The Supreme Court handed down judgment in the case of Ho v Adelekun, limited to the question of whether set off was allowed by a defendant with costs orders in its favour against the cost orders in the claimant’s favour, in this case arising from the settlement of the claim by a Part 36. As the claim settled by a Part 36 there were no ‘judgment’ damages against which the defendant could enforce its costs under the QOWCS regime. The Supreme Court held that the QOWCS regime precluded the right of set off, such that the Claimant was entitled to her costs and damages, whilst the Defendant’s significant costs orders in its favour for the appellate proceedings were, in effect, worthless.

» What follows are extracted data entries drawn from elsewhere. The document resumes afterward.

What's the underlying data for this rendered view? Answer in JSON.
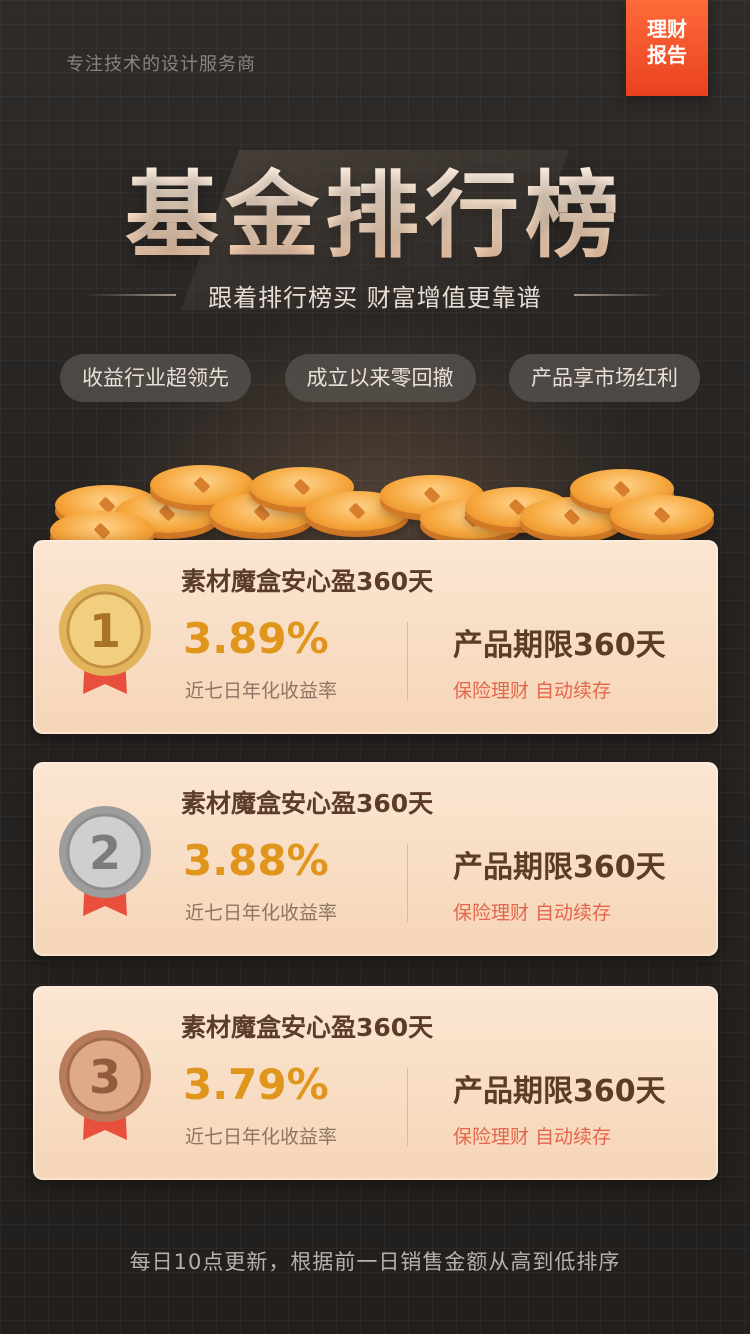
{
  "header": {
    "tagline": "专注技术的设计服务商",
    "ribbon": [
      "理财",
      "报告"
    ],
    "title": "基金排行榜",
    "subtitle": "跟着排行榜买 财富增值更靠谱"
  },
  "pills": [
    "收益行业超领先",
    "成立以来零回撤",
    "产品享市场红利"
  ],
  "cards": [
    {
      "rank": "1",
      "medal": "gold-medal-icon",
      "name": "素材魔盒安心盈360天",
      "rate": "3.89%",
      "rate_label": "近七日年化收益率",
      "term": "产品期限360天",
      "tags": "保险理财 自动续存"
    },
    {
      "rank": "2",
      "medal": "silver-medal-icon",
      "name": "素材魔盒安心盈360天",
      "rate": "3.88%",
      "rate_label": "近七日年化收益率",
      "term": "产品期限360天",
      "tags": "保险理财 自动续存"
    },
    {
      "rank": "3",
      "medal": "bronze-medal-icon",
      "name": "素材魔盒安心盈360天",
      "rate": "3.79%",
      "rate_label": "近七日年化收益率",
      "term": "产品期限360天",
      "tags": "保险理财 自动续存"
    }
  ],
  "footer": "每日10点更新，根据前一日销售金额从高到低排序",
  "colors": {
    "rate": "#e0951c",
    "tags": "#e4674b",
    "ribbon": "#e9421f",
    "gold": "#d7a74a",
    "silver": "#b9b9b9",
    "bronze": "#c88a6a"
  }
}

This result has been covered elsewhere by many other practitioners. But another issue arises which should be focused on. Lord Briggs and Lady Rose said this at [9], with my emphasis added:
“We should say at the outset that we doubt the appropriateness of a procedural question of this kind being referred to this court for determination. The very fact that two eminently constituted Courts of Appeal have differed profoundly over the interpretation of a provision of the CPR suggests that there must be an ambiguity which practitioners need to have sorted out. The CPRC exists for the purpose of keeping the CPR under constant review. It is better constituted and equipped than is this court to put right such ambiguities, all the more so where, as here, the outcome is suggested by both parties and by the Association of Personal Injury Lawyers (“APIL”), intervening, to have potentially profound policy consequences for the maintenance of a reasonably fair and level playing field in PI litigation, something which this court is much less well equipped than is the CPRC to assess. Nonetheless, permission having been given, this court must decide the question of construction, leaving it to the CPRC to consider whether our interpretation best reflects the purposes of QOCS and the Overriding Objective, and to amend the relevant rule if, in their view, it does not.”
The fixed costs regime is shortly to be massively expanded, encompassing most cases up to £100,000 in value. Yet fixed costs as they presently exist in personal injury claims contain at least one “ambiguity which practitioners need to have sorted out” 7 years after they were brought into force. The CPRC have very rarely updated the rules, despite the unending skirmishes between claimants and defendants that have bothered the Court of Appeal on numerous occasions and continue to vex practitioners and judges at all levels. Such are the continuing nature and extent of the issues, I have literally written a book on them! (Available from http://www.lawbriefpublishing.com/product/pifixedcosts/)
So, a question arises. If everybody agrees there is an issue, that somebody should fix the issue, that practitioners do not care who fixes the issue so long as anybody does, but nearly nobody does because the Supreme Court think somebody else should have done it, what further problems will we see featuring in the second edition of my book?